Sentencia 352/2012, de 11 de mayo de 2012

RECURSO DE CASACIÓN Núm: 834/2011

Ponente Excmo. Sr. JOSÉ RAMÓN SORIANO SORIANO

En la Villa de Madrid, a once de Mayo de dos mil doce.

En el recurso de casación por quebrantamiento de forma, infracción de ley y vulneración de precepto constitucional que ante Nos pende, interpuesto por Rubén, Juan Antonio Y Celestino, contra Sentencia dictada por la Sección Primera de la Audiencia Provincial de Valencia, que le condenó por un delito de estafa y falsedad documental, los Excmos. Sres. Magistrados componentes de la Sala Segunda del Tribunal Supremo que al margen se expresan se han constituido para votación y Fallo bajo la Presidencia del primero y Ponencia del Excmo. Sr. D. José Ramón Soriano Soriano, y estando dichos recurrentes representados por los Procuradores Sres. García Espinar, Martínez de Lejarza Ureña, y Quintero Sánchez. Ha sido parte recurrida Banco Bilbao Vizcaya Argentaria S.A. representado por el Procurador Sr. Villasante Almeida. Ha sido parte también el Ministerio Fiscal.

I. ANTECEDENTES

1.- El Juzgado de Instrucción núm. dos de Torrent (Antiguo Mixto n.º 4) de los de Valencia incoó Procedimiento Abreviado con el número 42/10, contra Juan Antonio, Celestino, Rubén, y Matías, y una vez concluso lo remitió a la Audiencia Provincial de Valencia (Sec. Primera) que, con fecha siete de febrero de dos mil once, dictó sentencia que contiene los siguientes HECHOS PROBADOS:

““ ÚNICO.- Rubén, mayor de edad y sin antecedentes penales en su condición de propietario del concesionario de coches "Autos Belgium", sito en Alaquàs, guiado por un propósito económico de defraudar a la entidad bancaria BBVA, concertó las siguientes operaciones en el año 2005.

El 14 de julio de 2005, Juan Antonio, mayor de edad y ejecutoriamente condenado por delitos de robo con fuerza en las cosas en sentencias de 3 de julio de 2003 y 16 de diciembre de 2003 a sendas penas de prisión de 6 meses, así como en sentencia de 28.7.2004, firme el día 12.1.2005 a una pena de prisión de 1 año y 10 meses por un delito de lesiones, en connivencia con Rubén, firmó un contrato de préstamo de 25.000 € con la sucursal del BBVA sita en la Avenida País Valenciano de Torrent, presentando para ello unas nóminas inciertas y preparadas al efecto de la empresa "Expo Trans Mudanzas, S.L.", una declaración falsificada del IRPF, así como el pago del IBI de un domicilio que no era el suyo, creando una apariencia de viabilidad financiera.

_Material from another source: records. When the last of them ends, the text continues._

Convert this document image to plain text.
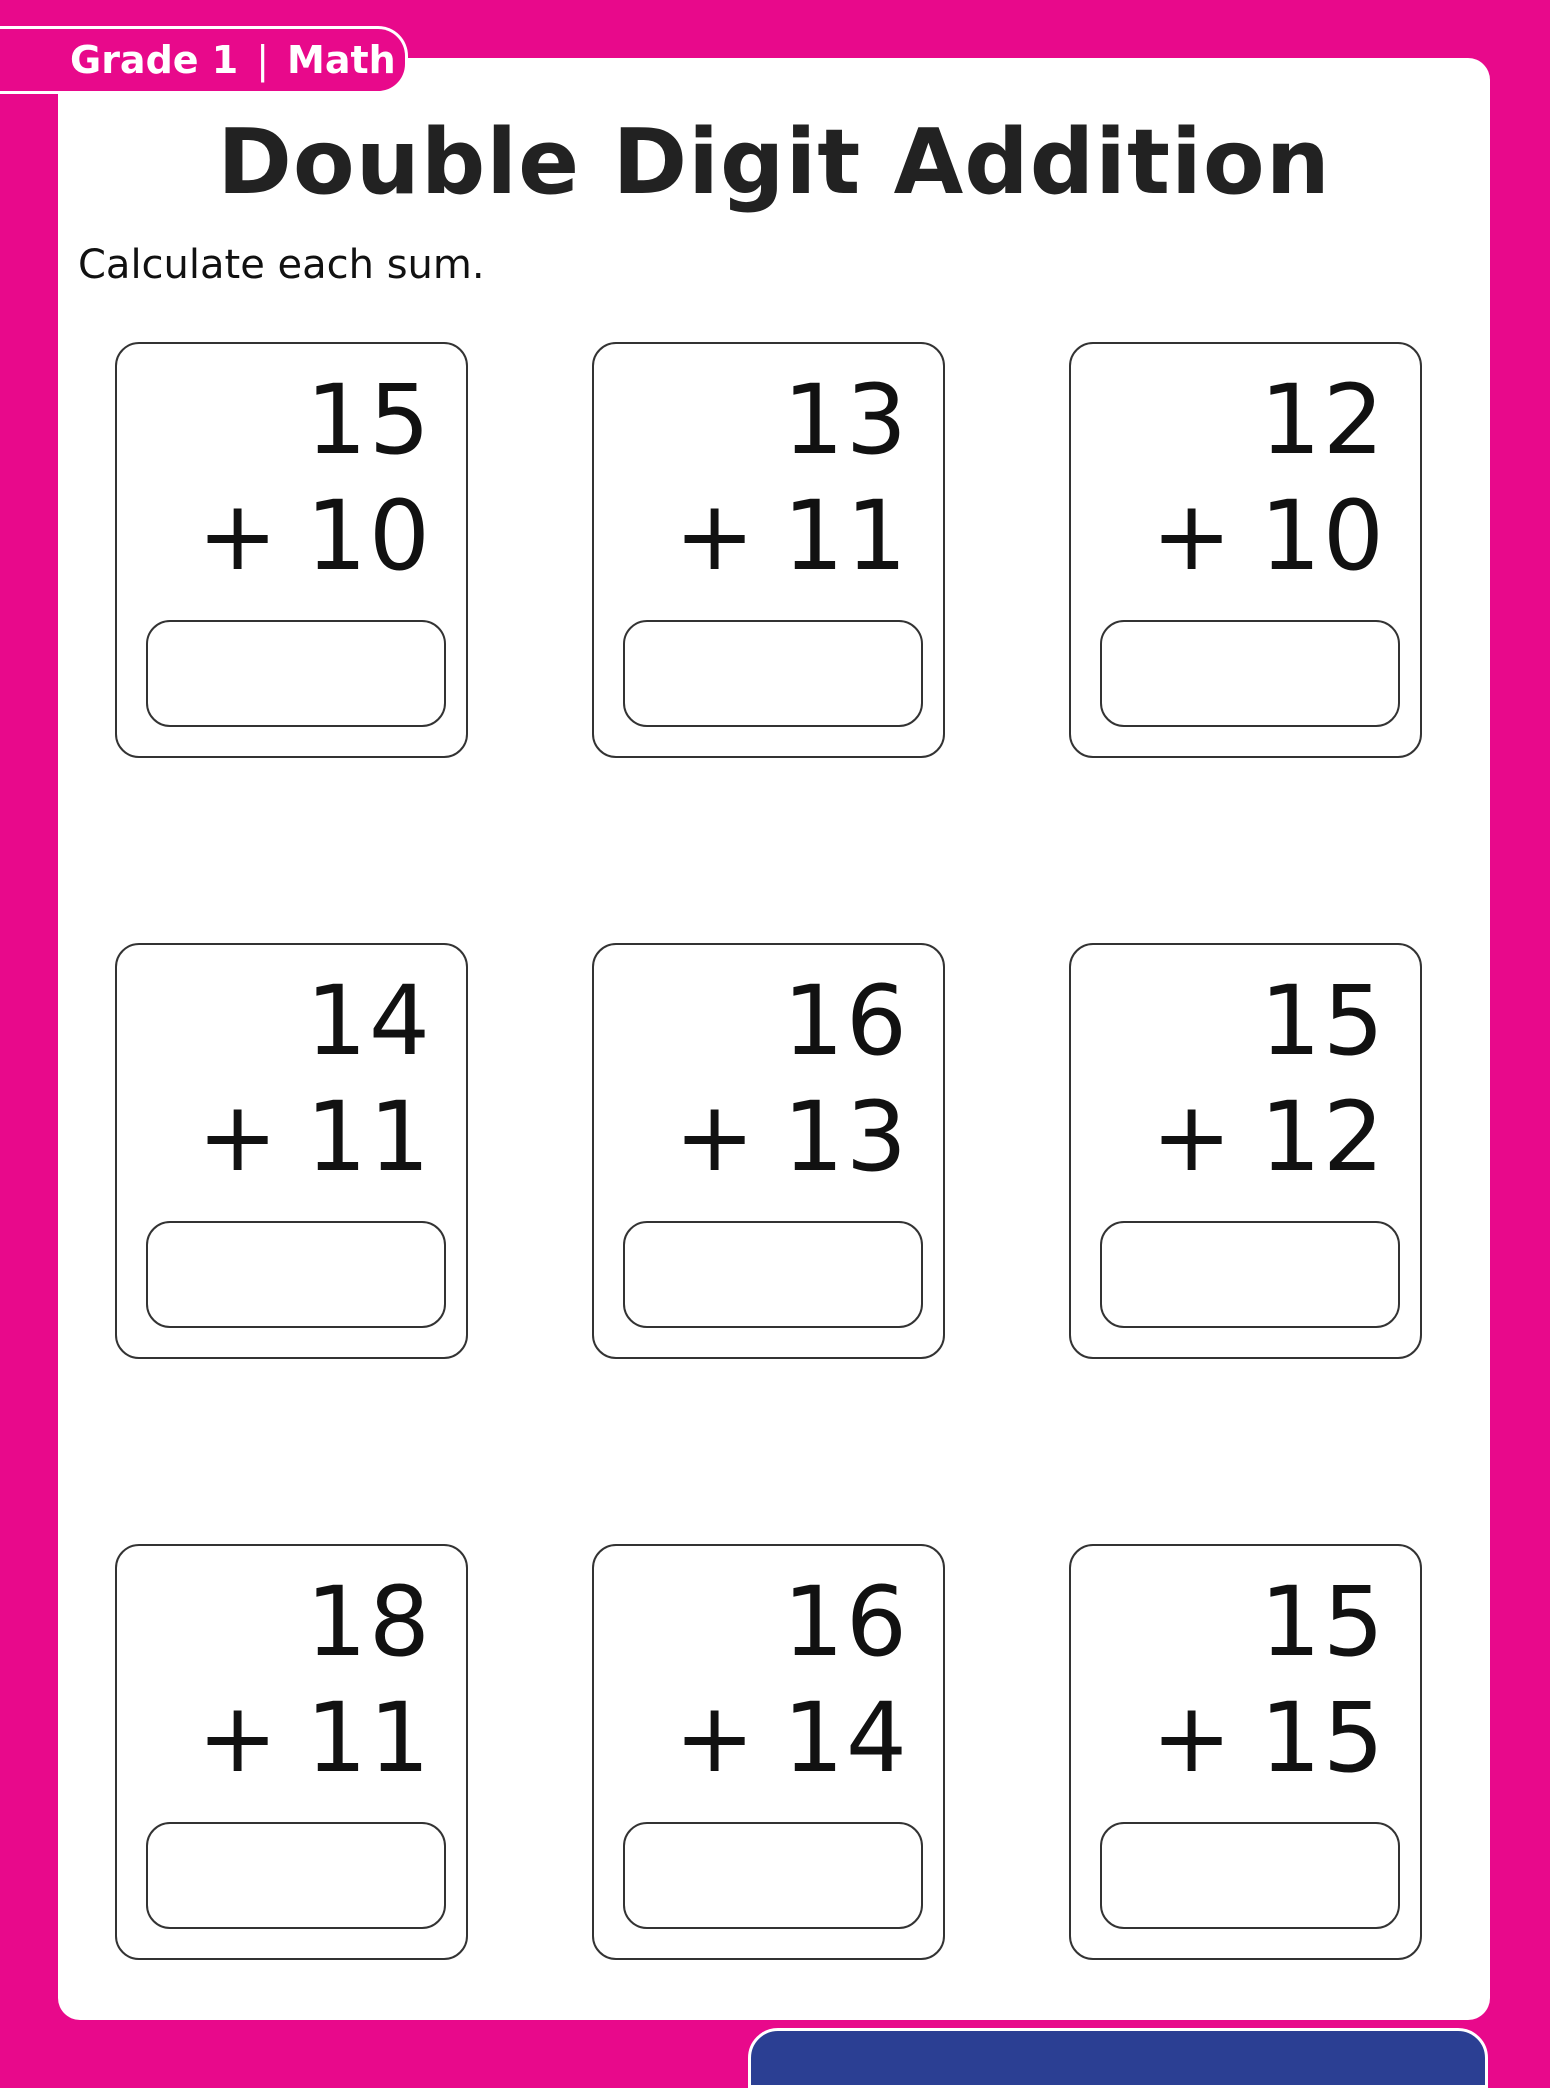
Grade 1 | Math
Double Digit Addition
Calculate each sum.
15
+ 10
13
+ 11
12
+ 10
14
+ 11
16
+ 13
15
+ 12
18
+ 11
16
+ 14
15
+ 15
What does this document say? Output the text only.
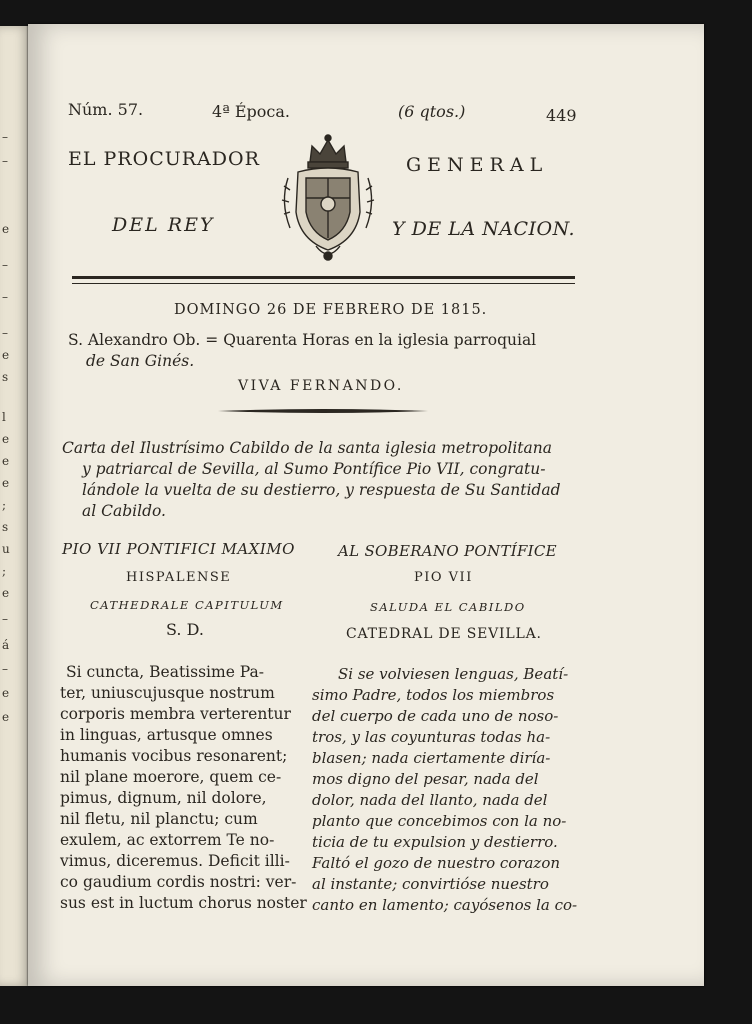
–
–
e
–
–
–
e
s
l
e
e
e
;
s
u
;
e
–
á
–
e
e
Núm. 57.	4ª Época.	(6 qtos.)	449
EL PROCURADOR	GENERAL
DEL REY	Y DE LA NACION.
DOMINGO 26 DE FEBRERO DE 1815.
S. Alexandro Ob. = Quarenta Horas en la iglesia parroquial
de San Ginés.
VIVA FERNANDO.
Carta del Ilustrísimo Cabildo de la santa iglesia metropolitana
y patriarcal de Sevilla, al Sumo Pontífice Pio VII, congratu-
lándole la vuelta de su destierro, y respuesta de Su Santidad
al Cabildo.
PIO VII PONTIFICI MAXIMO
HISPALENSE
CATHEDRALE CAPITULUM
S. D.
AL SOBERANO PONTÍFICE
PIO VII
SALUDA EL CABILDO
CATEDRAL DE SEVILLA.
Si cuncta, Beatissime Pa-
ter, uniuscujusque nostrum
corporis membra verterentur
in linguas, artusque omnes
humanis vocibus resonarent;
nil plane moerore, quem ce-
pimus, dignum, nil dolore,
nil fletu, nil planctu; cum
exulem, ac extorrem Te no-
vimus, diceremus. Deficit illi-
co gaudium cordis nostri: ver-
sus est in luctum chorus noster
Si se volviesen lenguas, Beatí-
simo Padre, todos los miembros
del cuerpo de cada uno de noso-
tros, y las coyunturas todas ha-
blasen; nada ciertamente diría-
mos digno del pesar, nada del
dolor, nada del llanto, nada del
planto que concebimos con la no-
ticia de tu expulsion y destierro.
Faltó el gozo de nuestro corazon
al instante; convirtióse nuestro
canto en lamento; cayósenos la co-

Dicho préstamo era para la adquisición del vehículo Mercedes C-220, con n° de bastidor NUM000, turismo que había sido vendido en el mes de abril de 2005 en el concesionario "Autos Kemal" a Balbino. Ninguno de los vencimientos del préstamo ha sido abonado. De este modo, el BBVA ingresó en la cuenta corriente de Rubén la cantidad de 25.000 € el día 20 de julio de 2005, haciendo suya esta cantidad.

El día 4 de agosto de agosto de 2005, una persona declarada rebelde, en connivencia con Rubén Y Celestino, mayor de edad y sin antecedentes penales, firmó ante la sucursal del | BBVA de la calle Ruzafa de Valencia un contrato de préstamo de 24.000 € para la adquisición de un Mercedes C-180 del concesionario "Autos Belgium", aportando para ello documentación incierta y preparada al efecto respecto a unos salarios en la empresa "Milar" y una declaración de IRPF exacta a la del Sr. Juan Antonio, creando una apariencia de viabilidad financiera. Ninguno de los vencimientos del préstamo ha sido abonado. De este modo, el BBVA ingresó en la cuenta corriente de Rubén la cantidad de 24.000 € el día 5 de agosto de 2005, haciendo suya esta cantidad.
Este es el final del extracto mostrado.